For a team with championship aspirations, it’s truly incredible how badly the Dodgers have played at times over the last two months. They were swept away by the punchline Pirates on Thursday night, getting nothing off of Paul Skenes in a 5-3 loss at PNC Park.
Skenes struck out eight in his six scoreless innings. The one true scoring chance was a drive by Dalton Rushing off the wall in right field in the third inning, narrowly missing a home run but settled for a double. He was stranded when, after
a walk to Shohei Ohtani, Mookie Betts grounded out in the Dodgers’ only at-bat with a runner in scoring position against Skenes.

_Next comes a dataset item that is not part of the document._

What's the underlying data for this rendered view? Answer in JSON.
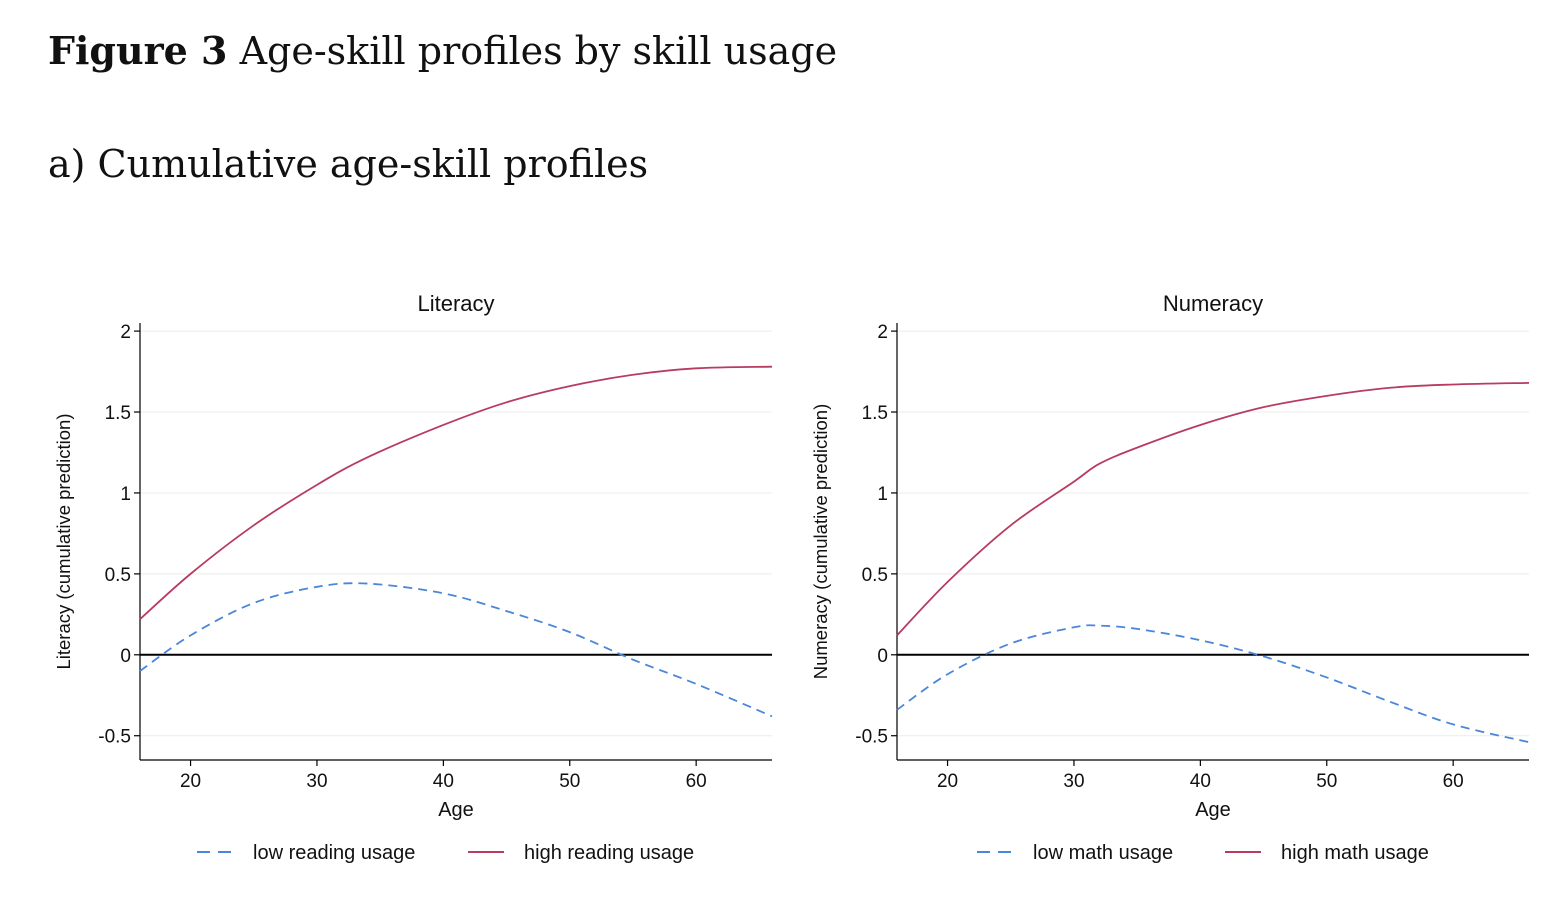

Blake Snell held serve for a while, allowing only a run through four innings. But three straight singles to open the fifth inning laid the groundwork for a four-run inning that put this game out of reach.
After scoring seven runs in Tuesday’s loss to the Pirates, the Dodgers did not score at all on Wednesday and didn’t score Thursday until a Mookie Betts home run in the ninth inning. That started a three-run rally in the ninth inning, but it was too little, too late.
Ben Rortvedt, who was called up earlier Thursday for catching help with Will Smith hurt, entered the game to catch the bottom of the eighth after Dalton Rushing caught the first seven innngs. But after the Dodgers scored three in the ninth, it was Rortvedt batting and not Rushing as the possible tying run. Rortvedt struck out against Colin Hoderman to end another Dodgers loss.
They’ve lost five of their last six games, with 16 total runs during that span.
Perhaps we could have seen this coming. After all, since the beginning of July the Dodgers are a meager 25-30, while the Pirates after this sweep are 28-27. That’s the company the Dodgers are keeping now, yet are still in first place in the NL West by two games.
Thursday particulars
Home run: Mookie Betts (15)
WP — Paul Skenes (10-9): 6 IP, 2 hits, 1 walk, 8 strikeouts
LP — Blake Snell (3-4): 5 IP, 9 hits, 5 runs, 3 walks, 6 strikeouts
Sv — Colin Holderman (1): 2/3 IP, 1 strikeout
Up next
The Dodgers road trip moves on to face another high-performing last-place team, facing an Orioles team who did them a solid by sweeping the Padres in San Diego before returning home to Baltimore. Tyler Glasnow starts for the Dodgers on Friday night (4:05 p.m. PT, SportsNet LA) at Camden Yards, with former Dodgers draft pick Dean Kremer on the mound for the home team. If you have other plans, nobody would think less of you.